BENTON HARBOR — The new Flagship True North Fish Market in Benton Harbor, the second local venture for owner Rachel Collins, offers menu items such as fish and chips, popcorn shrimp, perch sandwiches and catfish bites.
“My people were fishers and foragers,” said Collins, who has been in the seafood business for 30 years, including as a chef and owner of an international caviar company. Before that she worked in her family’s restaurant in northwest Illinois, specializing in Northern Italian cuisine.
A Harbor Country resident for 20 years, Collins opened Flagship Specialty Foods & Fish Market, on Red Arrow Highway in Lakeside, in 2016, offering fresh and prepared foods. Then she noticed that customers were coming from St. Joseph and Benton Harbor to taste her food offerings.
That led her to look into a second location, landing at 325 W. Main St., with its iconic “FOOD” sign outside. The restaurant most recently was run as Mosaic on Main.
After looking at other locations, “this had more charm,” Collins said. “I’d rather go somewhere that is interesting than some place that is sterile.”

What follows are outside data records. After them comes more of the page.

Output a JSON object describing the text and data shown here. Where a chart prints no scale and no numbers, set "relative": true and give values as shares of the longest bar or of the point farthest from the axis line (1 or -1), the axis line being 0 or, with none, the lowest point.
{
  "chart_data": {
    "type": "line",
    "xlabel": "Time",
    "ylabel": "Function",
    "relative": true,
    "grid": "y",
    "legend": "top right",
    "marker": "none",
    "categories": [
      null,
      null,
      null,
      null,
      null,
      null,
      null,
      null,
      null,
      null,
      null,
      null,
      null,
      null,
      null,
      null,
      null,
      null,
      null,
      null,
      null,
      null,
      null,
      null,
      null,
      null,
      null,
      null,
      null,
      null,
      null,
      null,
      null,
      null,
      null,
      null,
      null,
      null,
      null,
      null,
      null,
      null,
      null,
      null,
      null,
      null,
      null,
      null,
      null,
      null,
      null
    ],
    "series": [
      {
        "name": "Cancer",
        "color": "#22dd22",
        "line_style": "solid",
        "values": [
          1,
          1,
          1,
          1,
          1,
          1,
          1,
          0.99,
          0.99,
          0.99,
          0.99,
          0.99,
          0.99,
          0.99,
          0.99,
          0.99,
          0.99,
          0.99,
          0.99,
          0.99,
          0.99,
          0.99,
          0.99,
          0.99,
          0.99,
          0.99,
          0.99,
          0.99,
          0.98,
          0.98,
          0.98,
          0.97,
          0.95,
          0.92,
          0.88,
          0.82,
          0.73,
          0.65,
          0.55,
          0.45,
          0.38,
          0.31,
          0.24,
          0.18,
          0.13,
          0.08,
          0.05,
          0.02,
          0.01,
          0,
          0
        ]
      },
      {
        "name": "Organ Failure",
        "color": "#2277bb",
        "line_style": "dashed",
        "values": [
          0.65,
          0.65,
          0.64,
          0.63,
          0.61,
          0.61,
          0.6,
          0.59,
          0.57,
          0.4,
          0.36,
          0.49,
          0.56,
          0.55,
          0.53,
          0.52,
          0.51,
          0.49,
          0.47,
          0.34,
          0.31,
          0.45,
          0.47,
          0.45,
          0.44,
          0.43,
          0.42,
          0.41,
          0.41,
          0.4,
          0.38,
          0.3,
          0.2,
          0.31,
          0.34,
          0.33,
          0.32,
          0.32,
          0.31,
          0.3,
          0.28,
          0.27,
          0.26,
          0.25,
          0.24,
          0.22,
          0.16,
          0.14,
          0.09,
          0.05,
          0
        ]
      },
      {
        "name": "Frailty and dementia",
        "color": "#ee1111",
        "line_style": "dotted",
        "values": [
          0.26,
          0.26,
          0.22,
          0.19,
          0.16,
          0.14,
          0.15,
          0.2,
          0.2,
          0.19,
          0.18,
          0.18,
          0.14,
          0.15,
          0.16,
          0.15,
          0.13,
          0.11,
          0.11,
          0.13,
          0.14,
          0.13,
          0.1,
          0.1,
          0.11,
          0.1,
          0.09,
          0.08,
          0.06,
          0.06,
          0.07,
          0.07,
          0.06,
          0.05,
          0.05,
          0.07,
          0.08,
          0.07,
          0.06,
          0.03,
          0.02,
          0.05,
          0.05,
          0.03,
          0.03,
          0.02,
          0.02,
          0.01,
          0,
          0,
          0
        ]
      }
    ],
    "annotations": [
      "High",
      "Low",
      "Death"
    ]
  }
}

(One local connection: Collins’ mother attended the Art Institute of Chicago in the 1950s and is friends with renowned sculptor Richard Hunt, who has a studio in Benton Harbor.) The new Flagship features a casual atmosphere, and customers place and pick up their own orders.
“We’re trying not to be a restaurant,” Collins said. “People want to get in, eat and get out.”
Of course, it will rely on her in-depth knowledge of everything that swims or floats.
The menu includes fresh clam strips, a grilled salad with salmon or chicken, and a broth bowl made with mussels. There also are items for kids. Side dishes include artichoke fritters with lemon caper aioli.
The staff includes Chef Tyrrence Spencer and Manager Renee Nelson.
On a recent Tuesday, the fresh seafood case displayed wild Pacific salmon, Bar Harbor mussels, and Faroe Island salmon. Salmon has been the biggest seller in Lakeside, Collins said.
The shelves were stocked with specialty items, from base stock for squid ink paella to Spanish sardines.
Collins said she is conscientious about where she imports her seafood from, and the vendor who supplies most of her supply is “excruciatingly careful” that the food is raised in a sustainable and healthy manner.
The entrepreneur continues to ride the wave of a renaissance in American food that started in the 1980s.
“It doesn’t have to be imported to be good,” Collins said.
Collins, who is interested in building and neighborhood preservation, looks forward to being part of the rebirth of Benton Harbor, as well.
“It’s always a slow build,” she said. “I’m happy to be part of that change.”